Although dullness hadn’t stopped Bernard from doing exactly that!
Nice, safe Bernard. Her go-to boyfriend. When people asked How is your life going? they didn’t mean your business being listed on the stock market—well done. Your employees have reported high enjoyment stats from their job—good on you. You own a place with a harbourside view outright, on your own—fabulous! What people really meant when they talked about ‘your life’ were your relationships. Everyone wanted you to be in a couple of sorts. To have what they had. Otherwise you stood out too much, you attracted attention, you were different. Ava had had enough of being different growing up to last her a lifetime.
Socially, a partner was important, too. You couldn’t just turn up to functions on your own.
Meeting Bernard at twenty-nine had been a huge release from those demands. Instead of turning up with a different man on her arm every time—or, worse, alone—she’d had Bernard. People had begun to remember his name. They’d been invited to more intimate functions. People had referred to them as a couple, and gradually they’d become one.
It had suited them both—professionally and personally. If the initial spark between them had never been anything more than a fizzle, they still had a working friendship to fall back on.
But deep down she’d always known that if he left her—unlike when her father had walked out—she wouldn’t be heartbroken.
Perhaps the proposal in Rome had been her get-out-of-jail-free card. Perhaps deep down she had known it would push Bernard to make the decision they both knew had been on the cards. It wasn’t as if their intimate life had even existed for the last six months. Now she knew why. He’d been going elsewhere, to another woman for passion. But she’d hardly noticed—and what on earth did that say about her?
The same thing Bernard had said. She just wasn’t a passionate woman.
But she did want a little romance. In her longing for that she’d forgotten what her relationship with Bernard had been all about. Practicalities. Practicalities she had put in place.
So for five minutes she’d imagined herself into a relationship that didn’t exist. A proposal by the Trevi Fountain.
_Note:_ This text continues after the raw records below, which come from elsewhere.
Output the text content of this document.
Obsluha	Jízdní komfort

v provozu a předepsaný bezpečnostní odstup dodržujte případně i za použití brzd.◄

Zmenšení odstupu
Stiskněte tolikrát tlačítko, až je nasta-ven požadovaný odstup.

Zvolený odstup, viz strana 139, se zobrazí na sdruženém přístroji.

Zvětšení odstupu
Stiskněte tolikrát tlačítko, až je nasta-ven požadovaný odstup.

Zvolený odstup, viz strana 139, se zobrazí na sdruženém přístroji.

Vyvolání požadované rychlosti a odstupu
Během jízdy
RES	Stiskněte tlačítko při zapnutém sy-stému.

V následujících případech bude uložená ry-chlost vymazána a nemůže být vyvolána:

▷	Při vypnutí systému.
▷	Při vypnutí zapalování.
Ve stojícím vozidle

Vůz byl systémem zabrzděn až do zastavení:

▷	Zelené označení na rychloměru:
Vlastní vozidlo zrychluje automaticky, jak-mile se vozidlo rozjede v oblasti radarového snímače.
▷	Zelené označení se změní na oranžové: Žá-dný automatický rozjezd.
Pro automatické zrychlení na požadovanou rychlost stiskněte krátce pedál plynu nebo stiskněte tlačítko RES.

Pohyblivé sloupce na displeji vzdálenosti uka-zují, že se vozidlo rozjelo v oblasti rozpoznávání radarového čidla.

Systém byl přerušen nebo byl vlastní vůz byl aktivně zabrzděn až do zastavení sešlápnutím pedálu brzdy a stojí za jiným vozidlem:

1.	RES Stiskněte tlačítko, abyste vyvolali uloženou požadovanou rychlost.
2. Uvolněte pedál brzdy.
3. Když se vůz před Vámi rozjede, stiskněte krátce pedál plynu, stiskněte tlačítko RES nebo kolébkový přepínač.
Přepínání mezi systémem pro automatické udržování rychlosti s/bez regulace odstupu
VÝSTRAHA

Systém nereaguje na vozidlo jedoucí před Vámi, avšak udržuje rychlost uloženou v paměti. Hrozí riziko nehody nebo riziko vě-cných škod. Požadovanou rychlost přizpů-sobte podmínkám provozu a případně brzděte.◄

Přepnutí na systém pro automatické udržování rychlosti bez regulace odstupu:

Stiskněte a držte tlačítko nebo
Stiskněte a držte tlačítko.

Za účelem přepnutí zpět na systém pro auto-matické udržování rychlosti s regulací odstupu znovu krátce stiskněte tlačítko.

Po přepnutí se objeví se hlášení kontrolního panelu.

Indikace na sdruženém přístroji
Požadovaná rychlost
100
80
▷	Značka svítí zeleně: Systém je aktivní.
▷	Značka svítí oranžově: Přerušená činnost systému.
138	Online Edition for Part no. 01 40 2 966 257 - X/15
A driving tour of Tuscany. Perhaps they’d find an old villa, come back to Italy every summer and restore it... She might even wear a button-front cotton dress and forget to put on her shoes, stomp grapes between her toes... All clichés she’d gathered from films and books about finding oneself in bella Italia.
With Bernard?
He had never liked her in a skirt—said a woman with her hips was better off in trousers. She’d been forever buttoning up her shirts for him when he’d said her cleavage made her look like a barmaid. Moreover, he wouldn’t have been able to restore anything—not with his dust allergy—and as for stomping grapes with his bare feet...well, she couldn’t actually remember a time when she had seen him without shoes and socks outside of bed. No, he did wear his socks to bed...
The thought depressed her so much Ava sat up a little straighter. Unexpectedly she thought of Gianluca Benedetti’s long, well-shaped feet, their smooth olive skin, the way her smaller feet had tangled with his in the white silk sheets.
No, no, no.
Grappling with the window, she wound it down and cool air hit her hot face.
She looked out into the busy morning traffic and told herself to do what her deadbeat dad, on the scant occasions she had spent with him as a small girl, had always told her to do when she asked why he didn’t live with them anymore and whether it was her fault: toughen up, not ask stupid questions and then she wouldn’t get a stupid answer.
Ava closed her eyes. No. No more stupid questions. The sooner she put mileage between herself and His Highness the better.
* * *
Safe in her hotel suite, Ava showered and, still slightly damp in her robe, began transferring her clothes into her suitcase, aware she had a scarce half hour before she was expected to be out of there. She was convinced she was doing the right thing. So why was her conscience niggling? Josh didn’t really want to see her. He didn’t need her. He’d made that plain enough seven years ago and followed it up with such limited contact she no longer phoned him even on his birthday, only sent cards.
Seven years ago in this very city she’d told him she thought he was making a mistake, marrying so young when he had his whole life before him. He in turn had told her the reason he’d fled Australia at the age of eighteen was to get out from under her thumb, and that he had no intention of taking her advice. Furthermore, she knew nothing about love, because the only thing she cared about was her bank balance. If she ever found a man who stuck around it would probably be for her money. She was going to end up rich, disappointed and alone.